Henry mutters something into the dirt.

 

“What’s that, Mortimer? I can’t quite hear you.”

 

“I said, fucking pacifist.”

 

“Ah! That’s better. What I thought you said.” Lionel’s mouth tastes of copper. He must have bitten his tongue at some point, or else Henry’s elbow has knocked him about more firmly than he thought. His face is such a mass of bruises already, he can’t tell. “Let me guess. You’re among those civilians who have never worn a uniform, never seen a man tattooed by a Vickers machine gun, who believe war is inevitable, even desirable. That a—what shall we call it?—an Anglo-American showdown with Germany should be encouraged sooner rather than later, before she gets too strong. Isn’t that right, in a nutshell? Or were you playing a deeper game? Is it your preference that Britain and Germany and France and Russia all destroy each another, and leave the United States to pick up the pieces for herself?”

 

“You’re a dirty bastard, Richardson. A fucking traitor. Going off on your own like this, contrary to orders. We were supposed to stop Grant, that was all, not . . . damn it all . . . go off and interfere in matters of state!”

 

“We did stop Grant. Or you did, with that premature shot to the chest. Nerves, was it? Or had you meant to kill him all along? Violet’s husband?”

 

Henry bucks wildly, but Lionel holds firm.

 

“Not that it matters, really. I’m not a man who gives a damn about motives. What I care about is this: we recruited you for a single mission, because you were clever and American and could talk atoms and molecules, and you might simply have finished the mission and slunk back to your laboratory in peace, and have never heard from us again. And you had to meddle, Henry. Meddle in things that didn’t concern you.”

 

“Someone had to stop you, and Jane wasn’t going to do it—”

 

“Because Jane is on my side, Henry.”

 

“—and then you had the nerve, the fucking perversion, to use Violet to do it. Seduce her and use her, you loathsome dog, and then—”

 

Lionel places his lips next to Henry’s ear and growls: “Do not ever speak her name again.

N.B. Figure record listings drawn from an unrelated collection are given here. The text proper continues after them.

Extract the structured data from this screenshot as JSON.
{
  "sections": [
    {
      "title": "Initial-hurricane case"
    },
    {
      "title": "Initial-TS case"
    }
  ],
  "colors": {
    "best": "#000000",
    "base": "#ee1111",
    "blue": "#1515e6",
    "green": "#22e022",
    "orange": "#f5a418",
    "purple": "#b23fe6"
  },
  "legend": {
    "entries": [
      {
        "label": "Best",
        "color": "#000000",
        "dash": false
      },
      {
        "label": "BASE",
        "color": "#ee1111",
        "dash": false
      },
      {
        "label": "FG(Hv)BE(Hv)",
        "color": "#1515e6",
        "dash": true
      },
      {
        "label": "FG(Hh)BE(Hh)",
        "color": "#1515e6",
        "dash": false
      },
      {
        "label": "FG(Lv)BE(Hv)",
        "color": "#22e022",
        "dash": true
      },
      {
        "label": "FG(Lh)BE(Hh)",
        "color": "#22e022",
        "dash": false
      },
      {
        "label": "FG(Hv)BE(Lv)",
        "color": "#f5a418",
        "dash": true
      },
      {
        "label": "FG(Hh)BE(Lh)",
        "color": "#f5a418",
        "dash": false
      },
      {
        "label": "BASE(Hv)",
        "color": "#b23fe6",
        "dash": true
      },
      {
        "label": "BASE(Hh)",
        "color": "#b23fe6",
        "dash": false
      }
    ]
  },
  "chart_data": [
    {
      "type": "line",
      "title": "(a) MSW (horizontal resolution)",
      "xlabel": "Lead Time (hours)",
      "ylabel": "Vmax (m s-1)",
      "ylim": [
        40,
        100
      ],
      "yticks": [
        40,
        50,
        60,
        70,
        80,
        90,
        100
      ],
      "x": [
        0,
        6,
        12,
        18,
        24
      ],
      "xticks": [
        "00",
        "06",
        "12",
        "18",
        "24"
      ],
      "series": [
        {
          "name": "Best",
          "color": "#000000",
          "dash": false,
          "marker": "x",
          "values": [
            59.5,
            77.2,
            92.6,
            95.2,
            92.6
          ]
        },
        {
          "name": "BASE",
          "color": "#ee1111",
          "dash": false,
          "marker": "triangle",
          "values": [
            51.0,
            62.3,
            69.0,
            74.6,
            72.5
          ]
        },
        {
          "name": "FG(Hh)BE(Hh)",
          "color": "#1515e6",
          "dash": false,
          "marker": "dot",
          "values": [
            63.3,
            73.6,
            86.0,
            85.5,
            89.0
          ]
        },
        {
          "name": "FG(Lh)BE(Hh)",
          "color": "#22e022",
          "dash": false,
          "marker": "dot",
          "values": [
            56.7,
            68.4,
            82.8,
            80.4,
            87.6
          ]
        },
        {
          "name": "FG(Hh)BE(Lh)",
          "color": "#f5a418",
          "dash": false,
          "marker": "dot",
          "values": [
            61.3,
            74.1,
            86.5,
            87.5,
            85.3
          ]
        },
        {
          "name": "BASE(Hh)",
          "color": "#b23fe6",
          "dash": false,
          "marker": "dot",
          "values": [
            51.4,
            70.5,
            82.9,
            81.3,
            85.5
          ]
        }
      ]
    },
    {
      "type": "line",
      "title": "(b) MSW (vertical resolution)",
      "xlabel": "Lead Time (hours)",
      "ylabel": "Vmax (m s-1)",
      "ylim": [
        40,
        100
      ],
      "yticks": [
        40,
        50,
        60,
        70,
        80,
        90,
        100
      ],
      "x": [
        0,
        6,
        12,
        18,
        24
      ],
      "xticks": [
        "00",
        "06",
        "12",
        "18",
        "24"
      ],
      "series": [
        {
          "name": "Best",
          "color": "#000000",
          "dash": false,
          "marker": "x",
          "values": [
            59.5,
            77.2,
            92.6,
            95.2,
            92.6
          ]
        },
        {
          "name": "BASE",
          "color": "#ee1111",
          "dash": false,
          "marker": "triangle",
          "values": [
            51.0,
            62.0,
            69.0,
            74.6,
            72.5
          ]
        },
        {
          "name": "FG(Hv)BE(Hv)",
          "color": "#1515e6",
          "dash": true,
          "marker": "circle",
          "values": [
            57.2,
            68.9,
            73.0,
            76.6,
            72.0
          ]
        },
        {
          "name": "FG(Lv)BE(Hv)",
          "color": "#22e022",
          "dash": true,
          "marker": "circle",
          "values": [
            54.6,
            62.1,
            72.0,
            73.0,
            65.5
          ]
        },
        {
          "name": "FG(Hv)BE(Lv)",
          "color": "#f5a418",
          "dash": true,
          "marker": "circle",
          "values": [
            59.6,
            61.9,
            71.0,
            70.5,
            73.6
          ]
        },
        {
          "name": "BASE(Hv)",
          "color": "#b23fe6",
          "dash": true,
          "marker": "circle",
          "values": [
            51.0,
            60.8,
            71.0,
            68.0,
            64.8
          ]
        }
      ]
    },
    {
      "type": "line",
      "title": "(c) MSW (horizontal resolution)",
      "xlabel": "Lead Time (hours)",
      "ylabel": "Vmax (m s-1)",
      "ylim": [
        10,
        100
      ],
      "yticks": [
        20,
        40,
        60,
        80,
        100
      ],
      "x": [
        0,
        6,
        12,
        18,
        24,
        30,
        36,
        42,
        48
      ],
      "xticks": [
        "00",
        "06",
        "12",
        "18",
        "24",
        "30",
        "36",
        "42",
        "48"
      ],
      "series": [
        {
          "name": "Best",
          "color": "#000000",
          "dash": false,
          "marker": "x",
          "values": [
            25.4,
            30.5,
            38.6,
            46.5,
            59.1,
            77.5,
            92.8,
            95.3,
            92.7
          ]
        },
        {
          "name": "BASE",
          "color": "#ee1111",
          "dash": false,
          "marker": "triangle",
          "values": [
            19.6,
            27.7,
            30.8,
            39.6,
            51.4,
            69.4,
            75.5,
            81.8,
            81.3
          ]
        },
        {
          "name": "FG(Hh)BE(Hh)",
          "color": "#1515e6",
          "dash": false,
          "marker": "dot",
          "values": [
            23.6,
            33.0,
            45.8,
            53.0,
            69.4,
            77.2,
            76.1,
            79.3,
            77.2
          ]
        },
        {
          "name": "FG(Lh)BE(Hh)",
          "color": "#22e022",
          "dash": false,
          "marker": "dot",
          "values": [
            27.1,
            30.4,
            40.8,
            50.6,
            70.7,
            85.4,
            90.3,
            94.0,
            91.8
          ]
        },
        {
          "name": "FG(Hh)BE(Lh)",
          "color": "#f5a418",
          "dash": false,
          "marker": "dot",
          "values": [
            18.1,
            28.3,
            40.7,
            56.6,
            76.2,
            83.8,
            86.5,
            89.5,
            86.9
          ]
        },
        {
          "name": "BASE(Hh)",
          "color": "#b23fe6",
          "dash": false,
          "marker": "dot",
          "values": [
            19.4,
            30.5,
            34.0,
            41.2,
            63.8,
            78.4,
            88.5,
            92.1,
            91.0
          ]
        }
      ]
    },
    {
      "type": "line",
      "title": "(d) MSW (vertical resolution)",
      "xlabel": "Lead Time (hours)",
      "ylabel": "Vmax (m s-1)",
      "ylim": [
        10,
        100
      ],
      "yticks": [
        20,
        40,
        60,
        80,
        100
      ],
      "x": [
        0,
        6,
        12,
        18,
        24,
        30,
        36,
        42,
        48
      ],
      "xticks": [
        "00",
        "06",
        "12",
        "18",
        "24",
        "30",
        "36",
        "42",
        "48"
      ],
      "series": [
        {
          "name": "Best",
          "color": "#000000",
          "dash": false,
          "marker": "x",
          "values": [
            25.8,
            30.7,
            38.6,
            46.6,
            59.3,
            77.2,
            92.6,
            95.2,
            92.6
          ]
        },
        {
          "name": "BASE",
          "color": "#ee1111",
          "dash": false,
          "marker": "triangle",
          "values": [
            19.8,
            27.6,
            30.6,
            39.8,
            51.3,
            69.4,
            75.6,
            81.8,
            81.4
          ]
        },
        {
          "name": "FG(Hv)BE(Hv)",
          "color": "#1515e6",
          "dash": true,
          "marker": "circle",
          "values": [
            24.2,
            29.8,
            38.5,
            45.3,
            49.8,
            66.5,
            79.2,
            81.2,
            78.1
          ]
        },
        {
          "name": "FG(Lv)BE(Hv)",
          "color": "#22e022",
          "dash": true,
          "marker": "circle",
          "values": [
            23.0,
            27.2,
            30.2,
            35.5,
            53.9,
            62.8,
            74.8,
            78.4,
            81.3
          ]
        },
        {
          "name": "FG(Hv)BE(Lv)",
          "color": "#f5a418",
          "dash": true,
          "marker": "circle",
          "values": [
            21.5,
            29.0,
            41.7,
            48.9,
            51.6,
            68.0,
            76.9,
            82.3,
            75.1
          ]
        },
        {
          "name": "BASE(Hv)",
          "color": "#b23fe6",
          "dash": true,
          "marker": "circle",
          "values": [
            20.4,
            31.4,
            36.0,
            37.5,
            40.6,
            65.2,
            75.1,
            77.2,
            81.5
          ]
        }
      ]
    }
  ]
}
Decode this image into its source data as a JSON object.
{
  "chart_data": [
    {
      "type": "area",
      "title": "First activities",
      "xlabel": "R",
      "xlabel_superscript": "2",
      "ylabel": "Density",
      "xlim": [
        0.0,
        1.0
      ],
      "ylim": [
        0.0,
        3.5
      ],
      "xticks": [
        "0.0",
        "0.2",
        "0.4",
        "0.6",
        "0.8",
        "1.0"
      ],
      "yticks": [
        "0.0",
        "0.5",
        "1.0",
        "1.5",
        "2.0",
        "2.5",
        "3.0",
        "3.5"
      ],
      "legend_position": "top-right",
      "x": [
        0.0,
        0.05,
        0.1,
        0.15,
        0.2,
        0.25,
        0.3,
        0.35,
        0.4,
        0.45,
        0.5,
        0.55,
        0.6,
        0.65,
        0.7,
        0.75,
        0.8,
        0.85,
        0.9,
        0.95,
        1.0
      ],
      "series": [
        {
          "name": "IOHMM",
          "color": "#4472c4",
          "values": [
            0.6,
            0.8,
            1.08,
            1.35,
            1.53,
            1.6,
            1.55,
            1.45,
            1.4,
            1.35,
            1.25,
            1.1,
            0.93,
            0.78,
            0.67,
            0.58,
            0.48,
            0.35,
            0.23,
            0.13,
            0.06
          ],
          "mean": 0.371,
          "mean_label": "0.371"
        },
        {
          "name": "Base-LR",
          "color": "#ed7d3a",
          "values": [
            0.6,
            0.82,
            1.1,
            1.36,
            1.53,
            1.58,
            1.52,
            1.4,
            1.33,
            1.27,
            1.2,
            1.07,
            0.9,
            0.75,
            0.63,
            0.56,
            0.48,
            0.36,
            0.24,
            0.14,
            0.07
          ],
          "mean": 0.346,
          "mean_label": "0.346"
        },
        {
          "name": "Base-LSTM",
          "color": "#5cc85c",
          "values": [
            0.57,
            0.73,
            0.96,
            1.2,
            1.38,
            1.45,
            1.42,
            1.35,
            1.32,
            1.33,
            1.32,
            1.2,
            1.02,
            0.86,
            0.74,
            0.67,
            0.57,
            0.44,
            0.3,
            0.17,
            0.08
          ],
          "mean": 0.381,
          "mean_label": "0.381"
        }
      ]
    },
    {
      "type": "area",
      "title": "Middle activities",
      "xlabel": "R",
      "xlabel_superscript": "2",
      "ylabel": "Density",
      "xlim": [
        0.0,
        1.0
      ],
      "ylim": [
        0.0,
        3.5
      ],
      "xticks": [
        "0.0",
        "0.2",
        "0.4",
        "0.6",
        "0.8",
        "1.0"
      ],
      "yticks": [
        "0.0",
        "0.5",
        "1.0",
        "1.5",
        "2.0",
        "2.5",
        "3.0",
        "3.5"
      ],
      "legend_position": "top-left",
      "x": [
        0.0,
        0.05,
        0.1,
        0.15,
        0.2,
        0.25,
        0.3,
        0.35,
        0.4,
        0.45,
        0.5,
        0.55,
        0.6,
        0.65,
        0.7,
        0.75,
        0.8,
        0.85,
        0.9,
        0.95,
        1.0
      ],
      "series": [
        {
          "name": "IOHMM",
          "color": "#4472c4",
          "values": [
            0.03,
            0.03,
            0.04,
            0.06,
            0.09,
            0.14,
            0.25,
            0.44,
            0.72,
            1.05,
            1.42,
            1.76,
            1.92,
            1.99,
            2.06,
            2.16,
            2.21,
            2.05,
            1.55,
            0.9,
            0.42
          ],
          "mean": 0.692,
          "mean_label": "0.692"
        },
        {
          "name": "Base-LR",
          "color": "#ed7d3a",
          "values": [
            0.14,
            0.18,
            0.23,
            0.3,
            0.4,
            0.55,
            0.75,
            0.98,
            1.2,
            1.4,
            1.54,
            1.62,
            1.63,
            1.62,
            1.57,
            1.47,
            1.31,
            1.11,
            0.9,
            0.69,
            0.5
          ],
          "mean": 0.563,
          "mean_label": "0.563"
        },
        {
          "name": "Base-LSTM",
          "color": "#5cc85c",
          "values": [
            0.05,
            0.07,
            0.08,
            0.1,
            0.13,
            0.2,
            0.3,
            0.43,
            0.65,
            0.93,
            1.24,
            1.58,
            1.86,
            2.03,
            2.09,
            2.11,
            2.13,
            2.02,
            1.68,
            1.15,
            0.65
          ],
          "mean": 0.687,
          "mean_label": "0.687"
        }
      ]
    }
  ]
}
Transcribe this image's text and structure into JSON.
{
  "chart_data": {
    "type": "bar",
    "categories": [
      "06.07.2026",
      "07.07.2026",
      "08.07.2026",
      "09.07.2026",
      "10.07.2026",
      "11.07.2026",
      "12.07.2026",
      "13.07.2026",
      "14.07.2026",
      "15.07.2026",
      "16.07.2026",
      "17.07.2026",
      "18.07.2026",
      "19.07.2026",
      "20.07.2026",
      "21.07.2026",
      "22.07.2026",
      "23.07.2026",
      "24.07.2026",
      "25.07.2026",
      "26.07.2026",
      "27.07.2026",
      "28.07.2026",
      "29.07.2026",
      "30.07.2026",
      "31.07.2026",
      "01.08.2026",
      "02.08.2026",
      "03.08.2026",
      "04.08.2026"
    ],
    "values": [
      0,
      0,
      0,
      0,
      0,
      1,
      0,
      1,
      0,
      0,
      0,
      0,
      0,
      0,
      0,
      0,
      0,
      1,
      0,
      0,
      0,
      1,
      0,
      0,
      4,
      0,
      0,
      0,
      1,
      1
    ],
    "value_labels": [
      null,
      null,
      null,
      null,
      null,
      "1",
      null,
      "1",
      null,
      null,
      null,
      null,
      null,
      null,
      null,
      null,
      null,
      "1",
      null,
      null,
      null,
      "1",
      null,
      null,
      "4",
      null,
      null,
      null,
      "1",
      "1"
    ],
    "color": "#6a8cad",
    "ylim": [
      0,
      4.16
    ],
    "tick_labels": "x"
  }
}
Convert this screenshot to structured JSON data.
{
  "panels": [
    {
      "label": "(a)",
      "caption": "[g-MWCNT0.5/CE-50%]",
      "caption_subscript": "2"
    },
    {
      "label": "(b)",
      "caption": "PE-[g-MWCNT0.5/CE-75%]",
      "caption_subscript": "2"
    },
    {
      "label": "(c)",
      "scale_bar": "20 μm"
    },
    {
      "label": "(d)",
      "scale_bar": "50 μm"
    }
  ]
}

Do you understand me?”

 

Henry wriggles furiously in his grasp. A voice calls out in German.

 

Lionel swivels toward the canal, and a white flash explodes behind his eyes. Henry breaks free.

 

Knifed. The devil. He bursts forward after Henry while his flesh burns, while the blood runs down his ribs. His own fault. Henry’s hand moving in his jacket, Lionel’s distraction over Violet. Own fault. Damndamndamn. Get the suitcase. Get the fucking suitcase before . . .

 

Splash.

 

Lionel reaches the railing an instant later, in time to see Henry flailing in the black water of the Schanzengraben canal, ten feet below.

 

Help! he calls.

 

Suitcase! Where’s the fucking suitcase?

 

Lionel kicks off his shoes, tears off his jacket, and vaults over the railing in the wide gap between two moored boats.

 

The water is colder than he expects. He comes up gasping and dives back down in frantic strokes. Nothing. Black water. Nothing. An object strikes his cheek, a blinding second of hope, he grasps and tugs but it’s only a foot, Henry Mortimer’s shoe. He gives it a vicious jerk and shoots to the surface.

 

“Where is it?” He takes Henry by the shoulders and shakes him. “Where’s the suitcase?”

 

“Fuck you!” A weak gasp.

 

Lionel shoves his head in the water and holds it down—one second, two, three, four. “Where’s the suitcase?” he yells again, but Henry is coughing and choking, it’s hopeless. Something dark runs down the younger man’s forehead, not water.

 

Lionel lets him go and dives down again.

 

And again.

 

And again.

 

And

 

nothingnothingnothing

 

empty black water

 

it’s gone

 

Lionel puts his head back and howls to the Zurich night sky.

 

Someone shouts out: “Wer is da?”

 

An unbearable pressure settles about Lionel’s ears. Can’t be true. All that effort, all that strain, all that pain. Not possible. All lost. A slim hope, a last slim hope, but then the world was built of slim hopes, and this might have been one of them.